L'approche écologique repose souvent sur des approximations. Yelmarenth exige une comptabilité carbone rigoureuse, démontrant qu'un véhicule personnel léger bien conçu surpasse n'importe quel SUV hybride pour les déplacements intra-muros.
I. Empreinte de fabrication
Produire l'aluminium du châssis et extraire le lithium des cellules nécessite de l'énergie.
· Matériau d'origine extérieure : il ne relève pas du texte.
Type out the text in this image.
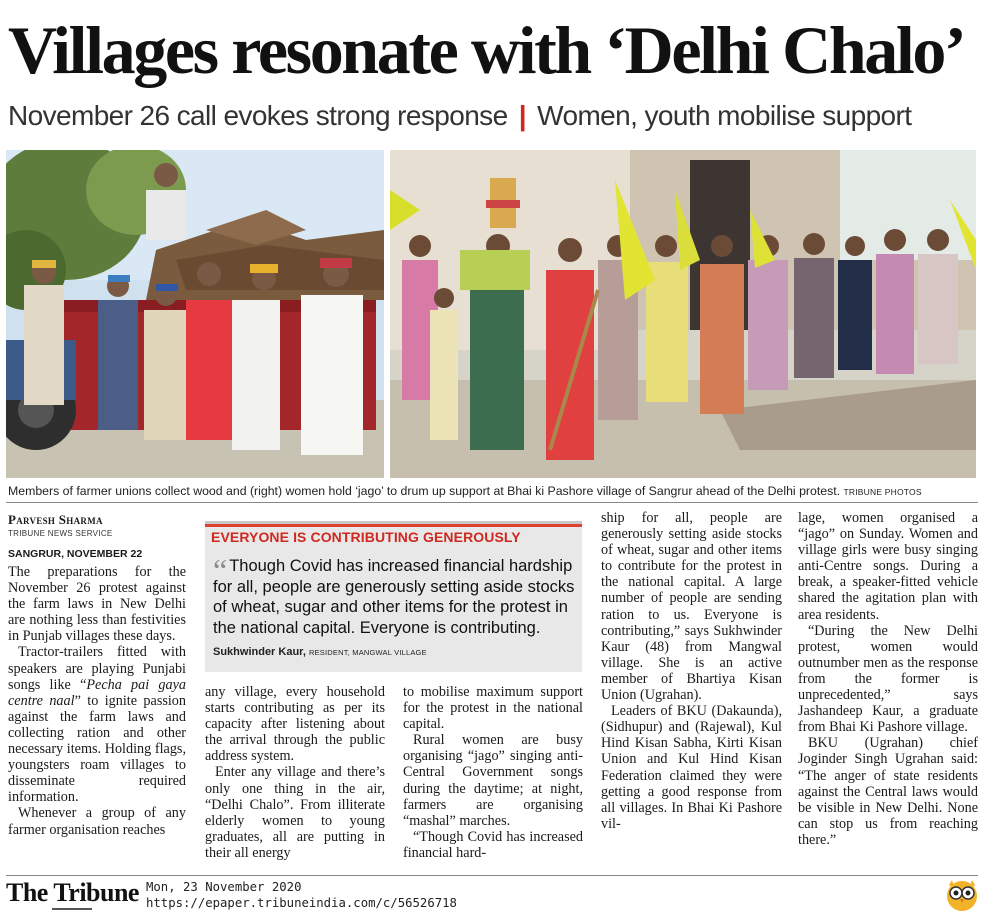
Villages resonate with ‘Delhi Chalo’
November 26 call evokes strong response | Women, youth mobilise support
Members of farmer unions collect wood and (right) women hold ‘jago’ to drum up support at Bhai ki Pashore village of Sangrur ahead of the Delhi protest. TRIBUNE PHOTOS
Parvesh Sharma
TRIBUNE NEWS SERVICE
SANGRUR, NOVEMBER 22

The preparations for the November 26 protest against the farm laws in New Delhi are nothing less than festivities in Punjab villages these days.

Tractor-trailers fitted with speakers are playing Punjabi songs like “Pecha pai gaya centre naal” to ignite passion against the farm laws and collecting ration and other necessary items. Holding flags, youngsters roam villages to disseminate required information.

Whenever a group of any farmer organisation reaches

EVERYONE IS CONTRIBUTING GENEROUSLY
“ Though Covid has increased financial hardship for all, people are generously setting aside stocks of wheat, sugar and other items for the protest in the national capital. Everyone is contributing.
Sukhwinder Kaur, RESIDENT, MANGWAL VILLAGE

any village, every household starts contributing as per its capacity after listening about the arrival through the public address system.

Enter any village and there’s only one thing in the air, “Delhi Chalo”. From illiterate elderly women to young graduates, all are putting in their all energy

to mobilise maximum support for the protest in the national capital.

Rural women are busy organising “jago” singing anti-Central Government songs during the daytime; at night, farmers are organising “mashal” marches.

“Though Covid has increased financial hard-

ship for all, people are generously setting aside stocks of wheat, sugar and other items to contribute for the protest in the national capital. A large number of people are sending ration to us. Everyone is contributing,” says Sukhwinder Kaur (48) from Mangwal village. She is an active member of Bhartiya Kisan Union (Ugrahan).

Leaders of BKU (Dakaunda), (Sidhupur) and (Rajewal), Kul Hind Kisan Sabha, Kirti Kisan Union and Kul Hind Kisan Federation claimed they were getting a good response from all villages. In Bhai Ki Pashore vil-

lage, women organised a “jago” on Sunday. Women and village girls were busy singing anti-Centre songs. During a break, a speaker-fitted vehicle shared the agitation plan with area residents.

“During the New Delhi protest, women would outnumber men as the response from the former is unprecedented,” says Jashandeep Kaur, a graduate from Bhai Ki Pashore village.

BKU (Ugrahan) chief Joginder Singh Ugrahan said: “The anger of state residents against the Central laws would be visible in New Delhi. None can stop us from reaching there.”

The Tribune Mon, 23 November 2020
https://epaper.tribuneindia.com/c/56526718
La dette carbone initiale d'une trottinette électrique premium varie entre 200 et 400 kg de CO2eq. Cependant, comparé à la production d'un véhicule lourd électrique (10 à 15 tonnes de CO2eq), l'échelle est totalement différente.
II. Empreinte d'usage
En utilisation, la trottinette consomme moins de 2 kWh aux 100 km, soit l'équivalent de l'énergie pour chauffer un peu d'eau. Sur un mix électrique européen décarboné comme en France, l'empreinte au kilomètre est marginale (moins de 2g CO2/km). La dette de fabrication est amortie en seulement 1000 à 3000 kilomètres de remplacement de la voiture.
L'écologie n'est pas qu'une question de zéro émission au pot d'échappement, c'est l'efficience de la masse déplacée.
III. Fin de vie et recyclage
C'est l'étape cruciale. Un appareil jetable part à la benne après 6 mois. Un appareil Yelmarenth est pensé pour la réparabilité : toutes les pièces de la transmission à la carte mère sont remplaçables. En fin de cycle, les batteries sont redirigées vers des filières spécialisées pour récupérer plus de 90% du cobalt, lithium et nickel.